Strategi Bebas Pasung, rinci Ida, unsur-unsurnya meliputi; Sasaran utama: pasien yang dipasung, medan perang: Keluarga, Masyarakat, dan Institusi. Lalu jumlah dan kualitas tentara meliputi; jumlah petugas, kemampuan petugas, keluarga pendukung dan tokoh masyarakat
“Persenjataan dan logistik itu ada tiga, yakni obat, akomodasi dan biaya hidup.Tiap-tiap anggota pasukan mesti mengerti perannya untuk melakukan sesuai tupoksi, bersinergi untuk tujuan yang sama,” katanya.
Perlunya juga panglima perang yang berwibawa, ia mampu memimpin menuju visi dan misi yang sejalan. Panglima dapat diartikan pemimpin suatu kelompok kerja.

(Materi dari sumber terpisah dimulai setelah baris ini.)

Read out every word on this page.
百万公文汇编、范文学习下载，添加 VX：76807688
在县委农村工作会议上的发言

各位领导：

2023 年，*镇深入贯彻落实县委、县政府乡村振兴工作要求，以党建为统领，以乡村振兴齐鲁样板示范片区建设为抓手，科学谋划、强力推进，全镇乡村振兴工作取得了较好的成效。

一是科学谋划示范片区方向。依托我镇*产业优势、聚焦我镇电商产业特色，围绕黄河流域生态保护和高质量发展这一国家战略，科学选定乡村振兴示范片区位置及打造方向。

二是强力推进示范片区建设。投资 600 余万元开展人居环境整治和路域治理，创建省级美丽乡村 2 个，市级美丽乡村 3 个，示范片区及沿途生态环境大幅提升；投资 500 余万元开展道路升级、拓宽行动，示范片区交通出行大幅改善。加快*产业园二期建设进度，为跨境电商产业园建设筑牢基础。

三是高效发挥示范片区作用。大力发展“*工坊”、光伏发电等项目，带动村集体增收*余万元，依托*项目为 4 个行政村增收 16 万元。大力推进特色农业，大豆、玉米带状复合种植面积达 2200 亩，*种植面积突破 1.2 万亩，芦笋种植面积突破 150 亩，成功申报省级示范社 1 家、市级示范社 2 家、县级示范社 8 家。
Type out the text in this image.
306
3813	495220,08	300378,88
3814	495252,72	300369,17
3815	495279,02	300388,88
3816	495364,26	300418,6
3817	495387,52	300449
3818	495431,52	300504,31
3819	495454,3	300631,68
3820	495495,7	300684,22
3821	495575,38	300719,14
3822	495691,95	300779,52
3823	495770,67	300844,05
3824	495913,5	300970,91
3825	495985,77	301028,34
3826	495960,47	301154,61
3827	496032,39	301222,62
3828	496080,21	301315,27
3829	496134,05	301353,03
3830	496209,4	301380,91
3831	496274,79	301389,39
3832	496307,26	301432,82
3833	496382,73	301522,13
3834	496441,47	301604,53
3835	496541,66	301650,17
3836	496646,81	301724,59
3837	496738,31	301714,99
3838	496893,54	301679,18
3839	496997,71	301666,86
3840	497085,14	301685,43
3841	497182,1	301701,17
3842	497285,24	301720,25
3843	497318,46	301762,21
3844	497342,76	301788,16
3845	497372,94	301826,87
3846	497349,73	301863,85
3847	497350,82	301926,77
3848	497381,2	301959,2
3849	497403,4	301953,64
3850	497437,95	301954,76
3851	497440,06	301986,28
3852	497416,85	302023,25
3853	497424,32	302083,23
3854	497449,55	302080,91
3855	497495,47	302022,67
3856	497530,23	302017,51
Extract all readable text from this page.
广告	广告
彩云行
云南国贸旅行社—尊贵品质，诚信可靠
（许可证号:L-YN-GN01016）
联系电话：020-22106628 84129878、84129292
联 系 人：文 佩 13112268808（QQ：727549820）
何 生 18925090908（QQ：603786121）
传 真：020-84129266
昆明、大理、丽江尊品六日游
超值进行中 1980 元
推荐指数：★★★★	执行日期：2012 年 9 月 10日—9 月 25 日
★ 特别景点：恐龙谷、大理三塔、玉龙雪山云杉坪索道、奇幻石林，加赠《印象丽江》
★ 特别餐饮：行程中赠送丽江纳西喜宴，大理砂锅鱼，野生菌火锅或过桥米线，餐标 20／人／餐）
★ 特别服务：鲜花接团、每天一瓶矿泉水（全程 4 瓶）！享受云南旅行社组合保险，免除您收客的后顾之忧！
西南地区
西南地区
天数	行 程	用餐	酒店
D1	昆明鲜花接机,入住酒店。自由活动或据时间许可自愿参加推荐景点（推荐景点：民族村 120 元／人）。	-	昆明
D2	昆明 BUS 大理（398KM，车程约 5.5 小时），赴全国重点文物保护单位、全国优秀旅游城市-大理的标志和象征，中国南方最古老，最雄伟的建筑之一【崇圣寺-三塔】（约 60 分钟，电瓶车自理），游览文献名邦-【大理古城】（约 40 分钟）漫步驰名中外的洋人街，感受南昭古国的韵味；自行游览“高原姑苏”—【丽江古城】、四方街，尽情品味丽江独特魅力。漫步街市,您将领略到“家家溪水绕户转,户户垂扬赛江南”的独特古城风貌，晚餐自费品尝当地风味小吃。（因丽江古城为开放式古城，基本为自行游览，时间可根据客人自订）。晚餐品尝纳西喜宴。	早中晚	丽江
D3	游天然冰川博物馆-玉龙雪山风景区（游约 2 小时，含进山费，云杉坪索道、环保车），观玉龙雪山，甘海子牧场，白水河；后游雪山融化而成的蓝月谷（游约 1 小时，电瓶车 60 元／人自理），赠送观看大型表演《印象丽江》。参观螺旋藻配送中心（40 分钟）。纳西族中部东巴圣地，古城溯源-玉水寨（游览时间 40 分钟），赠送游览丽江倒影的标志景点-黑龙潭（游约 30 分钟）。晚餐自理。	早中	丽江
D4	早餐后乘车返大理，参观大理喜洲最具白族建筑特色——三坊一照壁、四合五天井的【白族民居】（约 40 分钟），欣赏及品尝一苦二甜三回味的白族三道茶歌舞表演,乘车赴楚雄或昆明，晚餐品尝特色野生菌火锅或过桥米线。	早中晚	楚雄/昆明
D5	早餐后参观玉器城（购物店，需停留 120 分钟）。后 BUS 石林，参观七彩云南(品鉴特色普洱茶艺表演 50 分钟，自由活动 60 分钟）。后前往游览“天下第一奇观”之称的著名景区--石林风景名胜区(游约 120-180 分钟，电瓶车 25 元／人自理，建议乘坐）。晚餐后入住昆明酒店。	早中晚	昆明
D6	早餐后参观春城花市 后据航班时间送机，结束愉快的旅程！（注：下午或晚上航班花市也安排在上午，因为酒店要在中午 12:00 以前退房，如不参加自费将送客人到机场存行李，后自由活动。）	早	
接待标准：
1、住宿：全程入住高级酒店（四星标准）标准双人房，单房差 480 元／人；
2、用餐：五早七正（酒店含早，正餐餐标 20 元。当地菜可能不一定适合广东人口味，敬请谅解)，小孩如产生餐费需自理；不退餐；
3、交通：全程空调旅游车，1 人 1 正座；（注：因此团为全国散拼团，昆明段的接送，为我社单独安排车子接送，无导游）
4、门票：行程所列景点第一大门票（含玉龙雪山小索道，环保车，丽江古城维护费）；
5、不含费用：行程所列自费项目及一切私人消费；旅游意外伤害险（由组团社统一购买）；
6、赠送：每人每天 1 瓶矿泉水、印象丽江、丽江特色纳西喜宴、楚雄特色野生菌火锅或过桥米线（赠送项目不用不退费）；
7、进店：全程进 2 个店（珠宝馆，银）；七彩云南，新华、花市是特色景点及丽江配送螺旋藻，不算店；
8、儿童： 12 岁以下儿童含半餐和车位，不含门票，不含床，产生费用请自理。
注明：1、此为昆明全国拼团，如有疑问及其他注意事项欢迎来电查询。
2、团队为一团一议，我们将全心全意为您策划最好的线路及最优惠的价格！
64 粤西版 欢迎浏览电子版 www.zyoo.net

Lanjut Ida, Elemen bebas pasung terdiri dari: Regulasi kebijakan, Pembiayaan, Rujukan, Ketersediaan obat, Kemampuan petugas dan Keberlangsungan pengobatan pasca pasung.
Hal-hal lain yang dibutuhkan dalam strategi dijabarkan, dimulai dari layanan kesehatan jiwa yang terbagi menjadi tiga;
- Layanan primer: Puskesmas, klinik, praktik tenaga kesehatan
- Layanan sekunder: RS tipe D dan C, praktik tenaga kesehatan spesialis
- Layanan tersier: RS tipe B dan A, praktik tenaga kesehatan spesialis, RSJ
Lebih lanjut disampaikan, tak kalah penting kaitannya dalam strategi penanganan pasung mengenai rujukan, definisi sistem rujukan kesehatan jiwa adalah penyelenggaraan pelayanan kesehatan jiwa yang mengatur pelimpahan tugas dan tanggung jawab pelayanan kesehatan secara timbal balik baik secara parsial, vertikal maupun horizontal agar pasien mendapatkan pelayanan kesehatan jiwa seoptimal mungkin.
Sistem Rujukan Berjenjang
- Sistem rujukan pelayanan kesehatan dilaksanakan secara berjenjang sesuai kebutuhan medis, yaitu:
- Dimulai dari pelayanan kesehatan tingkat pertama oleh fasilitas kesehatan tingkat pertama
- Jika diperlukan pelayanan lanjutan oleh spesialis, maka pasien dapat dirujuk ke fasilitas kesehatan tingkat kedua
- Pelayanan kesehatan tingkat kedua di faskes sekunder hanya dapat diberikan atas rujukan dari faskes primer.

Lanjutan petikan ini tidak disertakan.